Long-term Considerations
Perhaps a more interesting issue from the perspective of
academics and legal pundits concerns the long-term implications of
Lowenschuss. As the Lowenschuss court acknowledged, the Tenth
Circuit’s 1991 Kaiser Steel opinion invoked a storm of criticism. See,
e.g., Neil M. Garfinkel, No Way Out: Section 546(e) is No Escape for the
Public Shareholder of a Failed LBO,
Colum. Bus. L. Rev. 51
1991; Gerald K. Smith & Frank
R. Kennedy, Fraudulent Transfers and Obligations:
Issues of Current Interest, 43 S.C. L. Rev. 709 (1992); William C. Rand,
In re Kaiser Steel Corporation: Does Section 546(e) of the Bankruptcy Code
Apply to a Fraudulent Conveyance Made in the Form of an LBO Payment?, 19
Fordham Urb. L.J. 87 (1991); Jane Elizabeth Kiker, Judicial Repeal of
Fraudulent Conveyance Laws; Kaiser Steel Corp. v. Charles Schwab & Co., 913
F.2d 846 (10th Cir. 1990), 14 Hamline L. Rev. 453 (1991). It seems safe to
conclude that Lowenschuss
will not sit any easier with
these critics.
The commentators argued that the "settlement payment"
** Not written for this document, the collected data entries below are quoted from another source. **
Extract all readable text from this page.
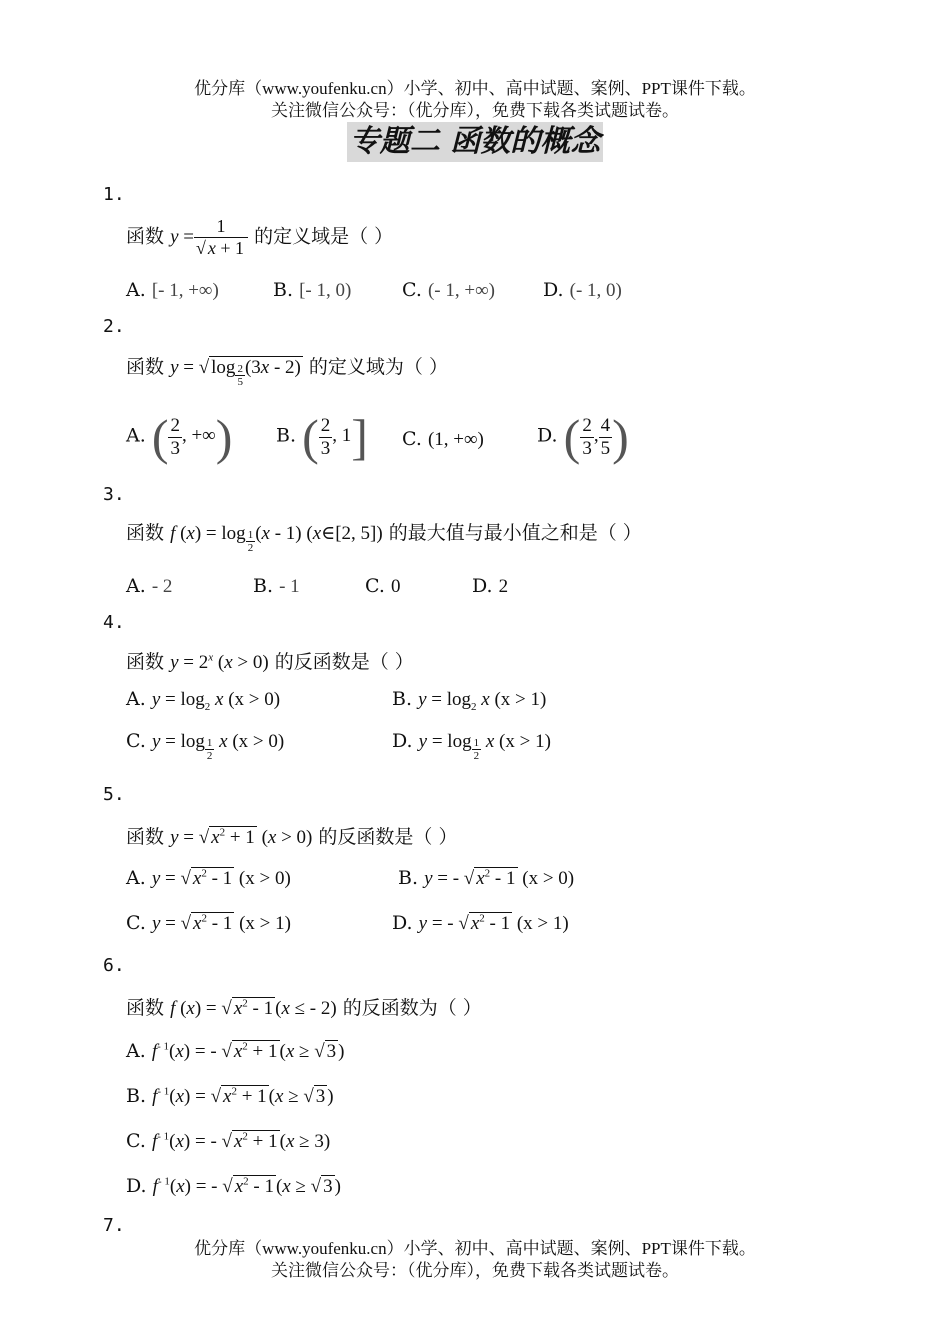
优分库（www.youfenku.cn）小学、初中、高中试题、案例、PPT课件下载。
关注微信公众号：（优分库），免费下载各类试题试卷。
专题二 函数的概念
1.
函数 $y = \frac{1}{√ x + 1}$ 的定义域是（ ）
A. [- 1, +∞)	B. [- 1, 0)	C. (- 1, +∞)	D. (- 1, 0)
2.
函数 y = √ log $_{\frac{2}{5}}$ (3x - 2) 的定义域为（ ）
A. ( $\frac{2}{3}$ , +∞) B. ( $\frac{2}{3}$ , 1] C. (1, +∞)	D. ( $\frac{2}{3}$ , $\frac{4}{5}$ )
3.
函数 f (x) = log $_{\frac{1}{2}}$ (x - 1) (x∈[2, 5]) 的最大值与最小值之和是（ ）
A. - 2	B. - 1	C. 0	D. 2
4.
函数 $y = 2^x$ (x > 0) 的反函数是（ ）
A. $y = \log_2 x$ (x > 0)	B. $y = \log_2 x$ (x > 1)
C. y = log $_{\frac{1}{2}}$ x (x > 0)	D. y = log $_{\frac{1}{2}}$ x (x > 1)
5.
函数 y = √ $x^2 + 1$ (x > 0) 的反函数是（ ）
A. y = √ $x^2 - 1$ (x > 0)	B. y = - √ $x^2 - 1$ (x > 0)
C. y = √ $x^2 - 1$ (x > 1)	D. y = - √ $x^2 - 1$ (x > 1)
6.
函数 f (x) = √ $x^2 - 1$ (x ≤ - 2) 的反函数为（ ）
A. $f^{- 1}(x)$ = - √ $x^2 + 1$ (x ≥ √ 3 )
B. $f^{- 1}(x)$ = √ $x^2 + 1$ (x ≥ √ 3 )
C. $f^{- 1}(x)$ = - √ $x^2 + 1$ (x ≥ 3)
D. $f^{- 1}(x)$ = - √ $x^2 - 1$ (x ≥ √ 3 )
7.
优分库（www.youfenku.cn）小学、初中、高中试题、案例、PPT课件下载。
关注微信公众号：（优分库），免费下载各类试题试卷。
defense, as adopted by the Lowenschuss and Kaiser Steel
courts, embraces an overly formalistic interpretation of Section 546(e) that
disregards Congress’ intent. They noted that Section 546(e) does not, on its
face, suggest Congress intended to immunize cashed out shareholders from a
fraudulent conveyance attack. Nor does the legislative history indicate that
Congress had such intention. Rather, the section’s legislative history suggests
that the section was designed for a different purpose: to prevent disruption in
the securities industries caused by the insolvency of one commodity or security
firm leading to the insolvency of another. See H.R. Rep. No. 420 at 261 (1982)
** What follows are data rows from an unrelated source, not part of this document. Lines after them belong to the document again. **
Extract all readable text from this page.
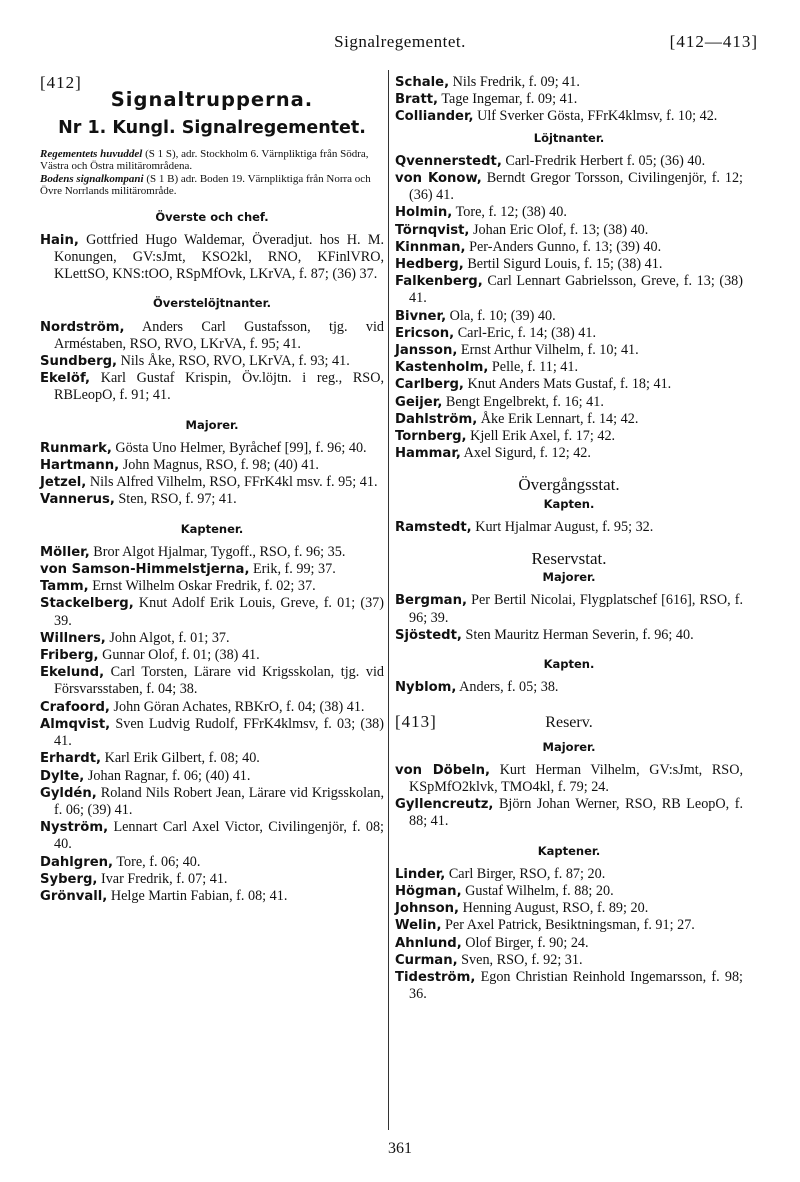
Signalregementet.	[412—413]

[412]

Signaltrupperna.
Nr 1. Kungl. Signalregementet.

Regementets huvuddel (S 1 S), adr. Stockholm 6. Värnpliktiga från Södra, Västra och Östra militärområdena.

Bodens signalkompani (S 1 B) adr. Boden 19. Värnpliktiga från Norra och Övre Norrlands militärområde.

Överste och chef.

Hain, Gottfried Hugo Waldemar, Överadjut. hos H. M. Konungen, GV:sJmt, KSO2kl, RNO, KFinlVRO, KLettSO, KNS:tOO, RSpMfOvk, LKrVA, f. 87; (36) 37.

Överstelöjtnanter.

Nordström, Anders Carl Gustafsson, tjg. vid Arméstaben, RSO, RVO, LKrVA, f. 95; 41.

Sundberg, Nils Åke, RSO, RVO, LKrVA, f. 93; 41.

Ekelöf, Karl Gustaf Krispin, Öv.löjtn. i reg., RSO, RBLeopO, f. 91; 41.

Majorer.

Runmark, Gösta Uno Helmer, Byråchef [99], f. 96; 40.

Hartmann, John Magnus, RSO, f. 98; (40) 41.

Jetzel, Nils Alfred Vilhelm, RSO, FFrK4kl msv. f. 95; 41.

Vannerus, Sten, RSO, f. 97; 41.

Kaptener.

Möller, Bror Algot Hjalmar, Tygoff., RSO, f. 96; 35.

von Samson-Himmelstjerna, Erik, f. 99; 37.

Tamm, Ernst Wilhelm Oskar Fredrik, f. 02; 37.

Stackelberg, Knut Adolf Erik Louis, Greve, f. 01; (37) 39.

Willners, John Algot, f. 01; 37.

Friberg, Gunnar Olof, f. 01; (38) 41.

Ekelund, Carl Torsten, Lärare vid Krigsskolan, tjg. vid Försvarsstaben, f. 04; 38.

Crafoord, John Göran Achates, RBKrO, f. 04; (38) 41.

Almqvist, Sven Ludvig Rudolf, FFrK4klmsv, f. 03; (38) 41.

Erhardt, Karl Erik Gilbert, f. 08; 40.

Dylte, Johan Ragnar, f. 06; (40) 41.

Gyldén, Roland Nils Robert Jean, Lärare vid Krigsskolan, f. 06; (39) 41.

Nyström, Lennart Carl Axel Victor, Civilingenjör, f. 08; 40.

Dahlgren, Tore, f. 06; 40.

Syberg, Ivar Fredrik, f. 07; 41.

Grönvall, Helge Martin Fabian, f. 08; 41.

Schale, Nils Fredrik, f. 09; 41.

Bratt, Tage Ingemar, f. 09; 41.

Colliander, Ulf Sverker Gösta, FFrK4klmsv, f. 10; 42.

Löjtnanter.

Qvennerstedt, Carl-Fredrik Herbert f. 05; (36) 40.

von Konow, Berndt Gregor Torsson, Civilingenjör, f. 12; (36) 41.

Holmin, Tore, f. 12; (38) 40.

Törnqvist, Johan Eric Olof, f. 13; (38) 40.

Kinnman, Per-Anders Gunno, f. 13; (39) 40.

Hedberg, Bertil Sigurd Louis, f. 15; (38) 41.

Falkenberg, Carl Lennart Gabrielsson, Greve, f. 13; (38) 41.

Bivner, Ola, f. 10; (39) 40.

Ericson, Carl-Eric, f. 14; (38) 41.

Jansson, Ernst Arthur Vilhelm, f. 10; 41.

Kastenholm, Pelle, f. 11; 41.

Carlberg, Knut Anders Mats Gustaf, f. 18; 41.

Geijer, Bengt Engelbrekt, f. 16; 41.

Dahlström, Åke Erik Lennart, f. 14; 42.

Tornberg, Kjell Erik Axel, f. 17; 42.

Hammar, Axel Sigurd, f. 12; 42.

Övergångsstat.
Kapten.

Ramstedt, Kurt Hjalmar August, f. 95; 32.

Reservstat.
Majorer.

Bergman, Per Bertil Nicolai, Flygplatschef [616], RSO, f. 96; 39.

Sjöstedt, Sten Mauritz Herman Severin, f. 96; 40.

Kapten.

Nyblom, Anders, f. 05; 38.

[413]	Reserv.
Majorer.

von Döbeln, Kurt Herman Vilhelm, GV:sJmt, RSO, KSpMfO2klvk, TMO4kl, f. 79; 24.

Gyllencreutz, Björn Johan Werner, RSO, RB LeopO, f. 88; 41.

Kaptener.

Linder, Carl Birger, RSO, f. 87; 20.

Högman, Gustaf Wilhelm, f. 88; 20.

Johnson, Henning August, RSO, f. 89; 20.

Welin, Per Axel Patrick, Besiktningsman, f. 91; 27.

Ahnlund, Olof Birger, f. 90; 24.

Curman, Sven, RSO, f. 92; 31.

Tideström, Egon Christian Reinhold Ingemarsson, f. 98; 36.

361
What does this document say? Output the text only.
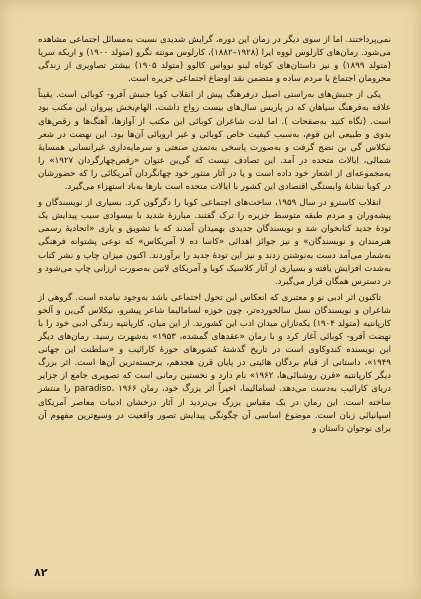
نمی‌پرداختند. اما از سوی دیگر در زمان این دوره، گرایش شدیدی نسبت به‌مسائل اجتماعی مشاهده می‌شود. رمان‌های کارلوس لووه ایرا (۱۹۲۸–۱۸۸۲)، کارلوس مونته نگرو (متولد ۱۹۰۰) و اریکه سرپا (متولد ۱۸۹۹) و نیز داستان‌های کوتاه لینو نوواس کالوو (متولد ۱۹۰۵) بیشتر تصاویری از زندگی محرومان اجتماع یا مردم ساده و متضمن نقد اوضاع اجتماعی جزیره است.

یکی از جنبش‌های به‌راستی اصیل درفرهنگ پیش از انقلاب کوبا جنبش آفرو- کوبائی است. یقیناً علاقه به‌فرهنگ سیاهان که در پاریس سال‌های بیست رواج داشت، الهام‌بخش پیروان این مکتب بود است. (نگاه کنید به‌صفحات ). اما لذت شاعران کوبائی این مکتب از آوازها، آهنگ‌ها و رقص‌های بدوی و طبیعی این قوم، به‌سبب کیفیت خاص کوبائی و غیر اروپائی آن‌ها بود. این نهضت در شعر نیکلاس گی بن نضج گرفت و به‌صورت پاسخی به‌تمدن صنعتی و سرمایه‌داری غیرانسانی همسایهٔ شمالی، ایالات متحده در آمد. این تصادف نیست که گی‌ین عنوان «رقص‌چهارگردان ۱۹۲۷» را به‌مجموعه‌ای از اشعار خود داده است و یا در آثار منثور خود چهانگردان آمریکائی را که حضورشان در کوبا نشانهٔ وابستگی اقتصادی این کشور با ایالات متحده است بارها به‌باد استهزاء می‌گیرد.

انقلاب کاسترو در سال ۱۹۵۹، ساخت‌های اجتماعی کوبا را دگرگون کرد. بسیاری از نویسندگان و پیشه‌وران و مردم طبقه متوسط جزیره را ترک گفتند. مبارزهٔ شدید با بیسوادی سبب پیدایش یک تودهٔ جدید کتابخوان شد و نویسندگان جدیدی بهمیدان آمدند که با تشویق و یاری «اتحادیهٔ رسمی هنرمندان و نویسندگان» و نیز جوائز اهدائی «کاسا ده لا آمریکاس» که نوعی پشتوانه فرهنگی به‌شمار می‌آمد دست به‌نوشتن زدند و نیز این تودهٔ جدید را برآوردند. اکنون میزان چاپ و نشر کتاب به‌شدت افزایش یافته و بسیاری از آثار کلاسیک کوبا و آمریکای لاتین به‌صورت ارزانی چاپ می‌شود و در دسترس همگان قرار می‌گیرد.

تاکنون اثر ادبی نو و معتبری که انعکاس این تحول اجتماعی باشد به‌وجود نیامده است. گروهی از شاعران و نویسندگان نسل سالخورده‌تر، چون خوزه لساماليما شاعر پیشرو، نیکلاس گی‌ین و آلخو کارپانتیه (متولد ۱۹۰۴) یکه‌تازان میدان ادب این کشورند. از این میان، کارپانتیه زندگی ادبی خود را با نهضت آفرو- کوبائی آغاز کرد و با رمان «عقدهای گمشده، ۱۹۵۳» به‌شهرت رسید. رمان‌های دیگر این نویسنده کندوکاوی است در تاریخ گذشتهٔ کشورهای حوزهٔ کارائیب و «سلطنت این جهانی ۱۹۴۹»، داستانی از قیام بردگان هائیتی در پایان قرن هجدهم، برجسته‌ترین آن‌ها است. اثر بزرگ دیگر کارپانتیه «قرن روشنائی‌ها، ۱۹۶۲» نام دارد و نخستین رمانی است که تصویری جامع از جزایر دریای کارائیب به‌دست می‌دهد. لسامالیما، اخیراً اثر بزرگ خود، رمان paradiso، ۱۹۶۶ را منتشر ساخته است. این رمان در یک مقیاس بزرگ بی‌تردید از آثار درخشان ادبیات معاصر آمریکای اسپانیائی زبان است. موضوع اساسی آن چگونگی پیدایش تصور واقعیت در وسیع‌ترین مفهوم آن برای نوجوان داستان و

۸۲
("The commodities and securities markets operate through a complex system of
accounts and guarantees. Because of the structure of the clearing systems in
these industries and the potential volatile nature of the markets, certain
protections are necessary to prevent the insolvency of one commodity or security
firm from leading to the insolvency of other firms and possibly threatening the
collapse of the affected market.") Several courts addressing this issue after
Kaiser Steel, but before Lowenschuss, found the commentary
persuasive and refused to follow the Kaiser Steel holding. See,
e.g., Munford, 98 F.3d at 610; Jewel Recovery, 196 B.R.
348; Wieboldt Stores, 131 B.R. 655; Healthco Int’l.,
195 B.R. 971.
Lowenschuss thus raises
the following important question: has the Third Circuit revived and given
credibility to a theory of law that commentators and jurists have long reviled?
The answer remains to be seen.
_____________________________
[1] Bankruptcy Code Section 546(e) provides as
follows:
Notwithstanding sections 544, 545, 547,
548(a)(1)(B), and 548(b) of this title, the trustee may not avoid a transfer
that is a margin payment, as defined in section 101, 741, or 761 of this title,
or settlement payment, as defined in section 101 or 741 of this title, made by
or to a commodity broker, forward contract merchant, stockbroker, financial
institution, or securities clearing agency, that is made before the commencement
of the case, except under section 548(a)(1)(A) of this title.
11 U.S.C. § 546(e). Section 548(a)(1)(A)
authorizes a trustee in bankruptcy or debtor in possession to avoid intentional,
as opposed to constructive, fraudulent conveyances; i.e., those conveyances made
"with actual intent to hinder, delay, or defraud" creditors.